The Return of Sherlock Holmes
- First edition (US)
- Author: Arthur Conan Doyle
- Illustrator: Sidney Paget
- Language: English
- Series: Sherlock Holmes
- Genre: Detective fiction
- Publisher: George Newnes Ltd
- Publication date: 1905
- Publication place: United Kingdom
- Media type: Print (hardback)
- Pages: 403
- Preceded by: The Hound of the Baskervilles
- Followed by: The Valley of Fear
- Text: The Return of Sherlock Holmes at Wikisource

= The Return of Sherlock Holmes =

1905 collection of stories by Arthur Conan Doyle

The Return of Sherlock Holmes is a 1905 collection of 13 Sherlock Holmes stories, originally published in 1903–1904, by British writer Arthur Conan Doyle. The stories were published in the Strand Magazine in Britain and Collier's in the United States.

==History==

The book was first published in February 1905 by McClure, Phillips & Co. (New York), then on 7 March 1905 by Georges Newnes, Ltd. (London) It was the first Holmes collection since 1893, when Holmes had "died" in "The Final Problem". Having published The Hound of the Baskervilles, set before Holmes's "death", in 1901–1902, Doyle had come under intense pressure to revive the character.

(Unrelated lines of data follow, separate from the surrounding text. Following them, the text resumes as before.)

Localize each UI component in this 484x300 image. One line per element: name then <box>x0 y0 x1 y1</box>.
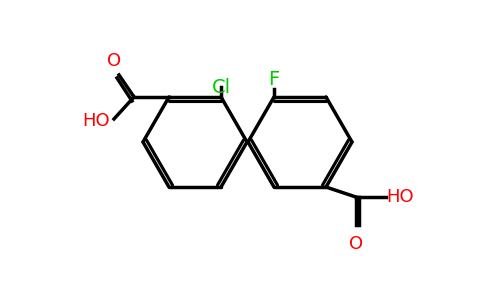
Text: F: F <box>268 70 280 89</box>
Text: O: O <box>349 235 363 253</box>
Text: O: O <box>107 52 121 70</box>
Text: HO: HO <box>386 188 414 206</box>
Text: Cl: Cl <box>212 78 230 97</box>
Text: HO: HO <box>82 112 110 130</box>
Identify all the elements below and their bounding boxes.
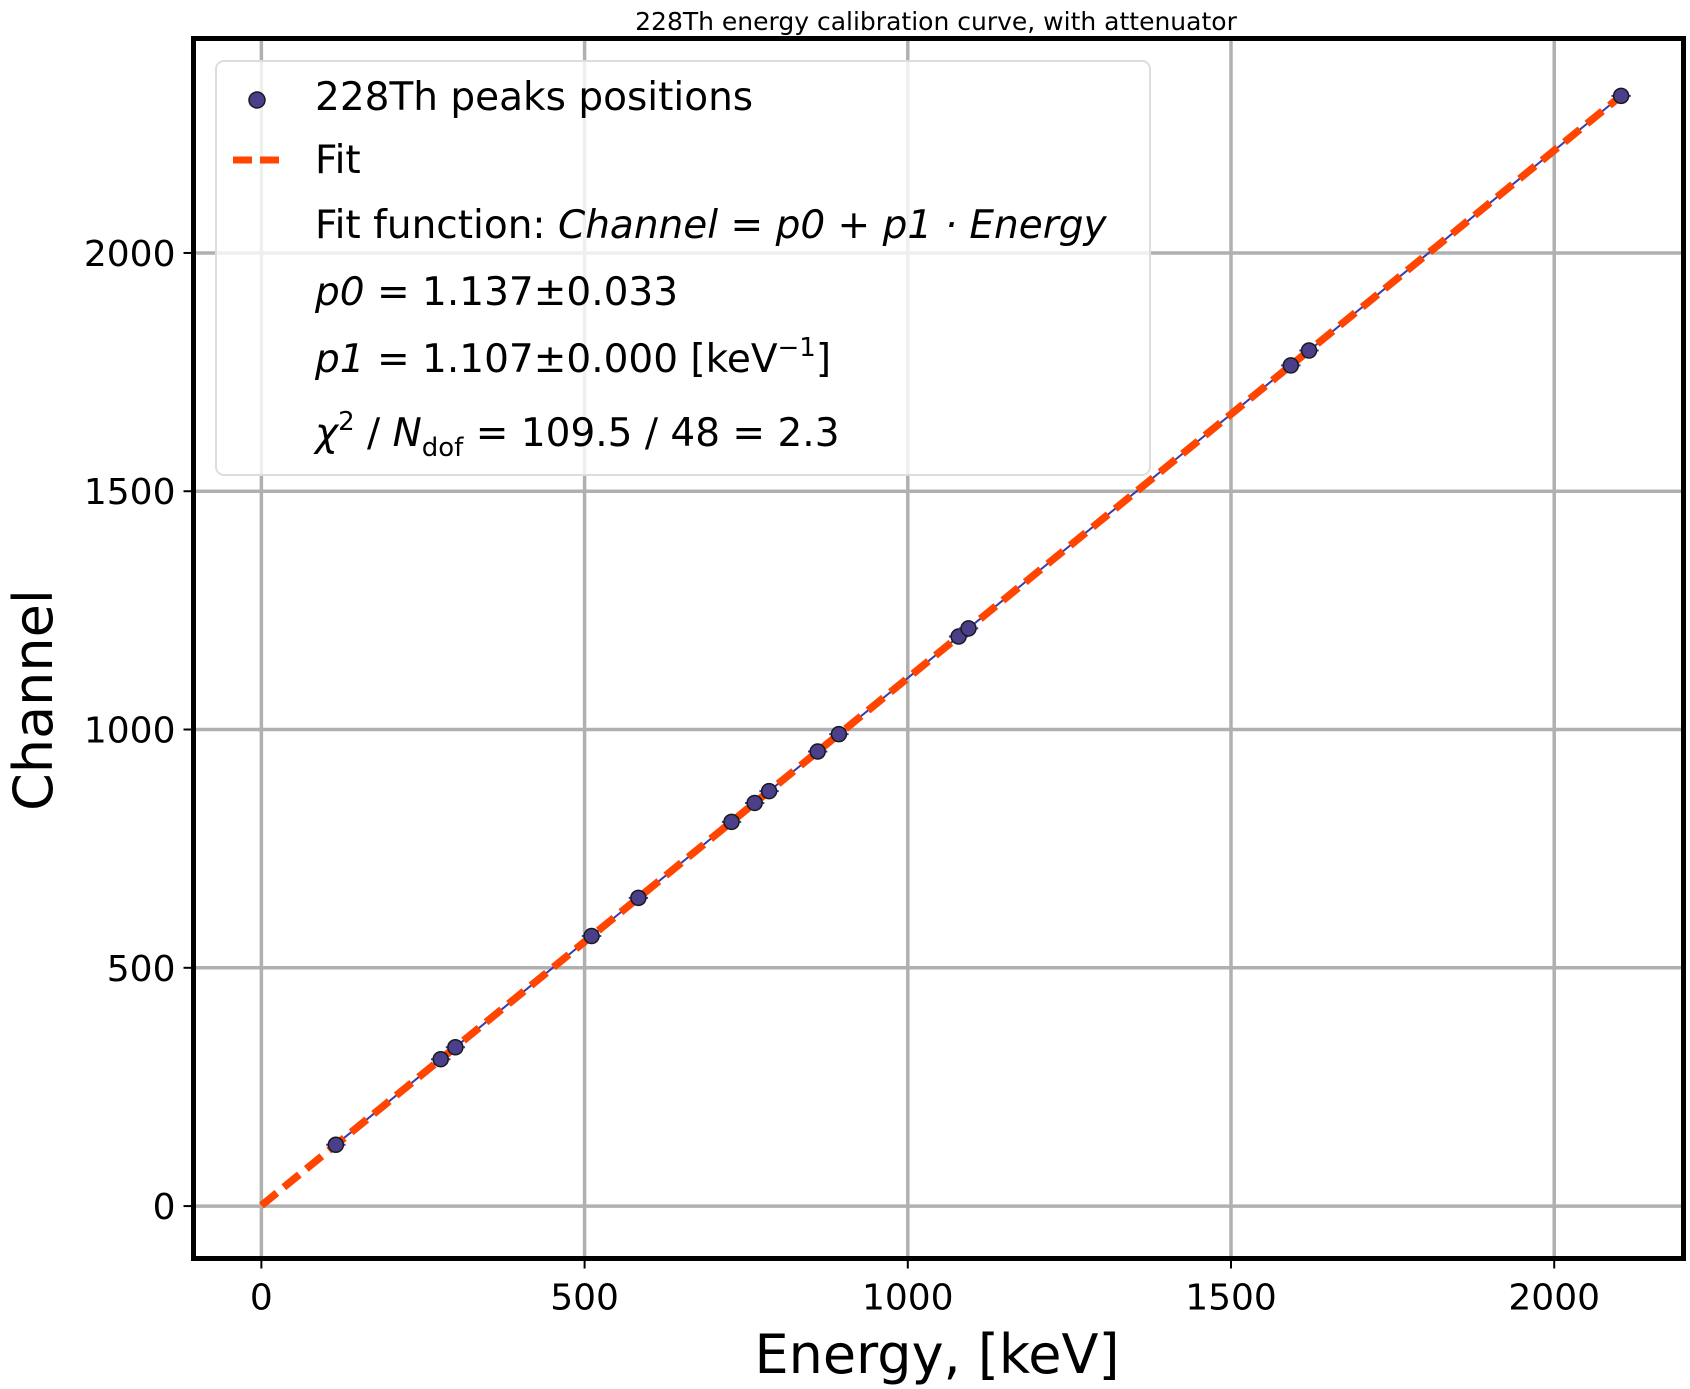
legend-marker-points xyxy=(248,91,266,109)
fit-function-prefix: Fit function: xyxy=(315,203,558,248)
y-tick-label: 0 xyxy=(153,1187,176,1228)
data-point xyxy=(583,927,600,945)
legend-fit-function: Fit function: Channel = p0 + p1 · Energy xyxy=(315,203,1108,248)
p0-name: p0 xyxy=(314,270,365,315)
data-point xyxy=(830,725,848,743)
data-point xyxy=(327,1136,345,1153)
chi-value: = 109.5 / 48 = 2.3 xyxy=(463,411,839,456)
p1-value: = 1.107±0.000 [keV xyxy=(365,337,778,382)
p1-unit-close: ] xyxy=(816,337,831,382)
data-point xyxy=(746,794,763,812)
data-points xyxy=(326,87,1631,1153)
legend-chi2: χ2 / Ndof = 109.5 / 48 = 2.3 xyxy=(313,407,840,463)
fit-line xyxy=(259,92,1624,1209)
y-axis-label: Channel xyxy=(2,589,65,811)
ndof-symbol: N xyxy=(393,411,422,456)
x-tick-label: 1000 xyxy=(862,1278,954,1319)
chart-title: 228Th energy calibration curve, with att… xyxy=(635,7,1237,36)
p0-value: = 1.137±0.033 xyxy=(365,270,678,315)
legend-label-fit: Fit xyxy=(315,138,361,183)
chi-separator: / xyxy=(355,411,393,456)
legend-label-points: 228Th peaks positions xyxy=(315,75,753,120)
x-axis-ticks: 0 500 1000 1500 2000 xyxy=(250,1258,1600,1319)
p1-name: p1 xyxy=(314,337,365,382)
data-point xyxy=(1300,342,1318,359)
data-point xyxy=(447,1038,464,1056)
data-point xyxy=(1612,87,1630,105)
data-point xyxy=(630,889,647,907)
x-tick-label: 2000 xyxy=(1508,1278,1600,1319)
y-axis-ticks: 0 500 1000 1500 2000 xyxy=(84,234,194,1228)
data-point xyxy=(960,620,977,637)
data-point xyxy=(809,743,826,760)
chi-symbol: χ xyxy=(313,411,340,456)
data-point xyxy=(1282,357,1300,374)
data-point xyxy=(432,1050,449,1068)
fit-function-formula: Channel = p0 + p1 · Energy xyxy=(558,203,1108,248)
data-point xyxy=(760,782,778,800)
x-tick-label: 0 xyxy=(250,1278,273,1319)
y-tick-label: 1000 xyxy=(84,711,176,752)
plot-frame xyxy=(191,36,1686,1261)
x-axis-label: Energy, [keV] xyxy=(754,1323,1119,1386)
legend-box xyxy=(215,60,1151,476)
legend: 228Th peaks positions Fit Fit function: … xyxy=(215,60,1151,476)
chi-exponent: 2 xyxy=(338,407,355,437)
y-tick-label: 2000 xyxy=(84,234,176,275)
data-point xyxy=(723,813,740,831)
legend-p0: p0 = 1.137±0.033 xyxy=(314,270,678,315)
y-tick-label: 500 xyxy=(107,949,176,990)
y-tick-label: 1500 xyxy=(84,472,176,513)
x-tick-label: 1500 xyxy=(1185,1278,1277,1319)
x-tick-label: 500 xyxy=(550,1278,619,1319)
legend-p1: p1 = 1.107±0.000 [keV−1] xyxy=(314,333,831,382)
p1-unit-exponent: −1 xyxy=(778,333,816,363)
ndof-subscript: dof xyxy=(422,433,464,463)
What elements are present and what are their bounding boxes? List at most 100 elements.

The first story, set in 1894, has Holmes returning in London and explaining the period from 1891–1894. Also of note is Watson's statement in the last story in the book that Holmes has retired and has forbidden him to publish any more stories (although again, two more collections and a novel appeared later).

==Contents==
1. "The Adventure of the Empty House"
2. "The Adventure of the Norwood Builder"
3. "The Adventure of the Dancing Men"
4. "The Adventure of the Solitary Cyclist"
5. "The Adventure of the Priory School"
6. "The Adventure of Black Peter"
7. "The Adventure of Charles Augustus Milverton"
8. "The Adventure of the Six Napoleons"
9. "The Adventure of the Three Students"
10. "The Adventure of the Golden Pince-Nez"
11. "The Adventure of the Missing Three-Quarter"
12. "The Adventure of the Abbey Grange"
13. "The Adventure of the Second Stain"

==Adaptations==
Multiple series have featured adaptations of all the stories in The Return of Sherlock Holmes, including the Sherlock Holmes Stoll film series (1921–1923), the radio series The Adventures of Sherlock Holmes (1930–1936), the radio series The New Adventures of Sherlock Holmes (1939–1950), and the BBC Sherlock Holmes 1952–1969 radio series.

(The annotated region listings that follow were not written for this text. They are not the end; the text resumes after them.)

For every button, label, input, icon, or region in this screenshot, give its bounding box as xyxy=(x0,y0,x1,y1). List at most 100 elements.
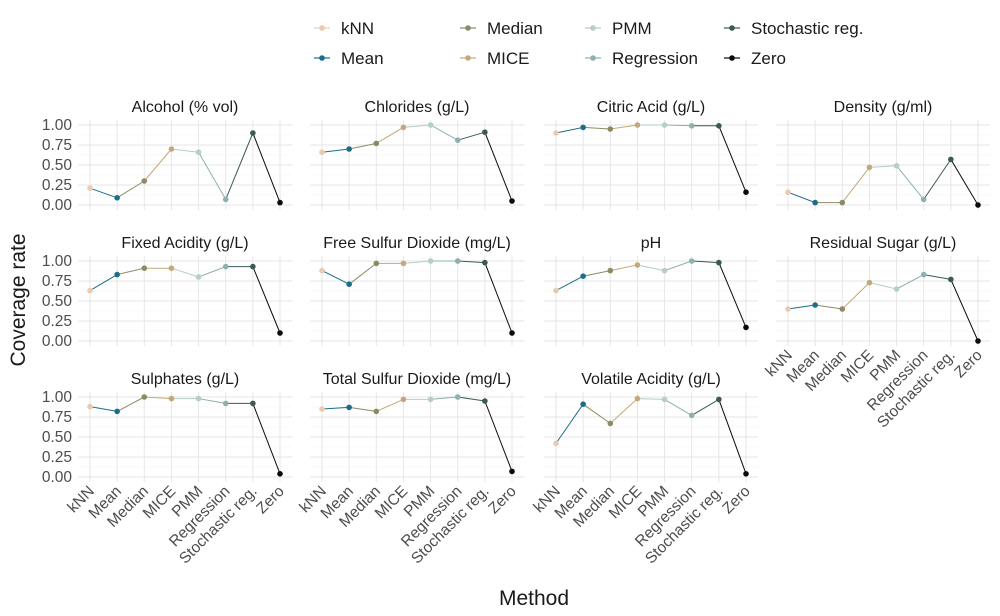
data-point xyxy=(580,124,586,131)
series-segment xyxy=(171,267,199,278)
data-point xyxy=(87,185,93,191)
series-segment xyxy=(869,282,897,290)
series-segment xyxy=(664,260,692,272)
series-segment xyxy=(349,406,377,412)
series-segment xyxy=(555,126,584,134)
facet-panel: Sulphates (g/L)0.000.250.500.751.00kNNMe… xyxy=(42,371,292,567)
data-point xyxy=(427,258,434,264)
data-point xyxy=(975,202,981,208)
data-point xyxy=(975,338,981,344)
facet-panel: Density (g/ml) xyxy=(776,99,990,210)
legend-key-point xyxy=(590,55,596,61)
series-segment xyxy=(252,266,281,334)
data-point xyxy=(839,306,846,312)
series-segment xyxy=(376,126,404,144)
series-segment xyxy=(321,406,350,410)
y-tick-label: 0.50 xyxy=(42,429,73,446)
data-point xyxy=(509,468,515,475)
legend-label: Zero xyxy=(751,49,786,68)
series-segment xyxy=(198,151,227,200)
data-point xyxy=(141,178,148,184)
legend-label: Median xyxy=(487,19,543,38)
data-point xyxy=(812,302,818,308)
series-segment xyxy=(691,260,719,264)
y-tick-label: 0.25 xyxy=(42,177,72,194)
data-point xyxy=(222,263,229,270)
series-segment xyxy=(950,159,979,206)
series-segment xyxy=(691,398,720,416)
data-point xyxy=(839,199,846,206)
legend-label: PMM xyxy=(612,19,652,38)
facet-panel: Chlorides (g/L) xyxy=(310,99,524,210)
facet-title: Sulphates (g/L) xyxy=(131,371,240,388)
series-segment xyxy=(225,132,254,200)
data-point xyxy=(195,395,202,402)
data-point xyxy=(743,471,749,477)
y-tick-label: 0.25 xyxy=(42,313,72,330)
y-tick-label: 1.00 xyxy=(42,253,73,270)
data-point xyxy=(920,271,927,278)
facet-panel: pH xyxy=(544,235,758,346)
series-segment xyxy=(484,262,513,334)
data-point xyxy=(607,267,614,274)
data-point xyxy=(688,412,695,419)
data-point xyxy=(250,263,256,270)
series-segment xyxy=(89,406,118,412)
legend: kNN Mean Median MICE PMM Regression Stochastic… xyxy=(314,19,863,68)
data-point xyxy=(141,394,148,400)
data-point xyxy=(661,122,668,128)
facet-title: Citric Acid (g/L) xyxy=(597,99,705,116)
x-tick-label: Zero xyxy=(951,347,986,382)
data-point xyxy=(400,260,407,267)
legend-key-point xyxy=(465,25,471,31)
data-point xyxy=(482,259,488,266)
y-tick-label: 0.75 xyxy=(42,137,72,154)
series-segment xyxy=(664,124,692,127)
facet-title: Alcohol (% vol) xyxy=(132,99,239,116)
x-tick-label: Zero xyxy=(485,483,520,518)
series-segment xyxy=(403,260,431,264)
y-tick-label: 0.25 xyxy=(42,449,72,466)
data-point xyxy=(168,395,175,402)
series-segment xyxy=(430,124,458,141)
data-point xyxy=(373,260,380,267)
series-segment xyxy=(610,124,638,130)
data-point xyxy=(743,189,749,195)
series-segment xyxy=(555,275,584,292)
y-tick-label: 1.00 xyxy=(42,117,73,134)
series-segment xyxy=(484,400,513,472)
x-tick-label: Zero xyxy=(253,483,288,518)
facet-title: pH xyxy=(641,235,661,252)
data-point xyxy=(634,262,641,268)
data-point xyxy=(346,281,352,288)
series-segment xyxy=(555,403,584,444)
y-tick-label: 0.50 xyxy=(42,157,73,174)
facet-title: Residual Sugar (g/L) xyxy=(810,235,957,252)
series-segment xyxy=(923,274,951,280)
series-segment xyxy=(198,266,226,278)
data-point xyxy=(346,146,352,152)
data-point xyxy=(87,403,93,410)
data-point xyxy=(948,276,954,283)
series-segment xyxy=(457,131,485,141)
data-point xyxy=(893,163,900,169)
data-point xyxy=(400,396,407,403)
data-point xyxy=(716,396,722,403)
series-segment xyxy=(484,132,513,202)
data-point xyxy=(277,330,283,336)
data-point xyxy=(866,279,873,286)
legend-label: MICE xyxy=(487,49,530,68)
data-point xyxy=(688,258,695,264)
data-point xyxy=(168,146,175,152)
series-segment xyxy=(787,191,816,204)
series-segment xyxy=(116,180,145,199)
series-segment xyxy=(583,270,611,277)
legend-key-point xyxy=(319,55,325,61)
data-point xyxy=(346,404,352,411)
series-segment xyxy=(610,264,638,272)
data-point xyxy=(634,395,641,402)
data-point xyxy=(114,408,120,415)
data-point xyxy=(716,123,722,129)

Except for "Black Peter", "The Three Students", and "The Missing Three-Quarter", the stories in the collection were adapted for television as episodes of the Granada television series (1984–1994). All the stories in the collection were dramatised for BBC Radio 4 in 1993 as part of the Sherlock Holmes 1989–1998 radio series, and all were adapted as episodes of the radio series The Classic Adventures of Sherlock Holmes (2005–2016). Other adaptations of the stories in The Return of Sherlock Holmes have also been produced.